The site for all things eye-related
I was at a fish market recently, looking to pick out something for dinner. Those in the know about fresh fish have been taught to purchase ones with clear eyes and avoid those that have cloudy corneas. Among other characteristics of fresh fish, such as a good ocean-like smell, a clear cornea is a sign of freshness while a cloudy cornea means that the fish is old. Why is that?
Behold the corneal endothelial cell
The cornea is an optically clear structure at the front of your eye that is responsible for a large portion of focusing light as it enters your eye. It is composed of five layers.
From front to back, they are the: epithelium, Bowman’s layer, stroma, Descemet’s membrane, and the endothelium. The innermost endothelial cells serve as a bilge pump for the cornea, constantly pumping water out of the cornea so that it can stay clear. Without functioning endothelial cells, your cornea would become swollen with water and be cloudy.
Even after you (or a fish) dies, the endothelial cells will live on for a while. That is why a fish’s cornea will remain clear for a few days after it dies… the endothelial cells are still pumping away — removing water from the cornea and keeping it optically clear. After a while, without nutrients or a living body to sustain them, the endothelial cells die and the cornea becomes cloudy. Thus, clear corneas are a sign of fresh fish. Those that have been caught more than a few days prior will have dead endothelial cells and white corneas.

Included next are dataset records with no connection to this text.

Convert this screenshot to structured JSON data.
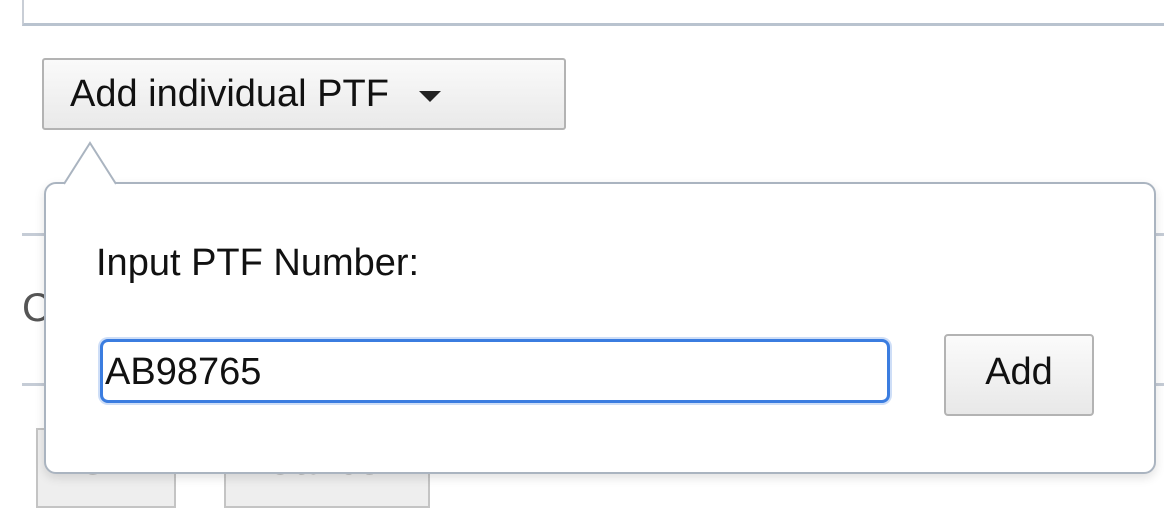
{
  "background": {
    "edge_letter": "C",
    "ok_button_label": "OK",
    "cancel_button_label": "Cancel"
  },
  "dropdown": {
    "label": "Add individual PTF",
    "icon": "caret-down-icon"
  },
  "popover": {
    "prompt": "Input PTF Number:",
    "input_value": "AB98765",
    "add_button_label": "Add"
  },
  "colors": {
    "focus_ring": "#3b7de0",
    "popover_border": "#aab4c0",
    "rule": "#c5ccd6"
  }
}
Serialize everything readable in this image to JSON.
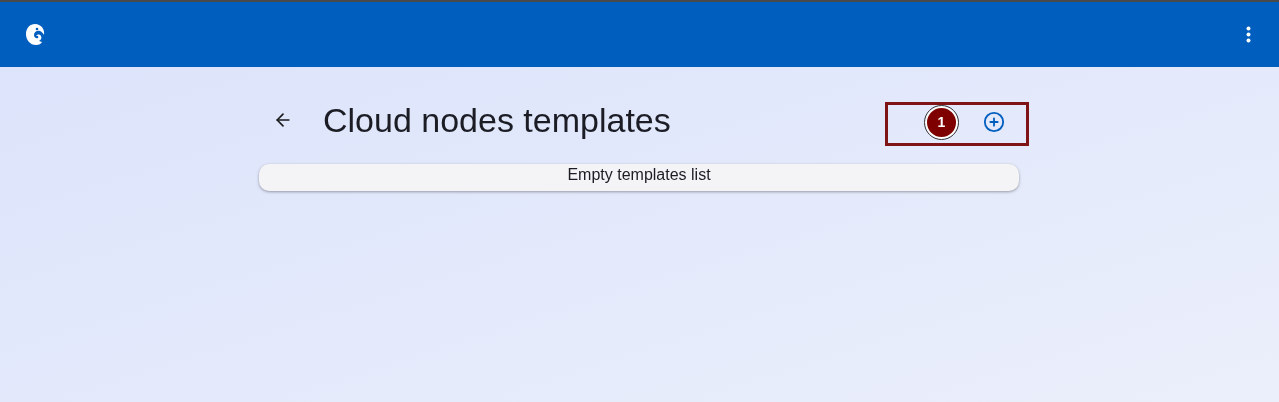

So the good news about endothelial cells is that they can live for a few days after you die. That means that there is time for them to be transplanted to a lucky donor. Corneal transplantation is a vision-restoring surgery that has high success rates in the proper patient. So in addition to saving up to eight lives, organ donors can also save people’s vision.
(My apologies to Douglas Adams for using the title of his book. And yes, I am an organ donor.)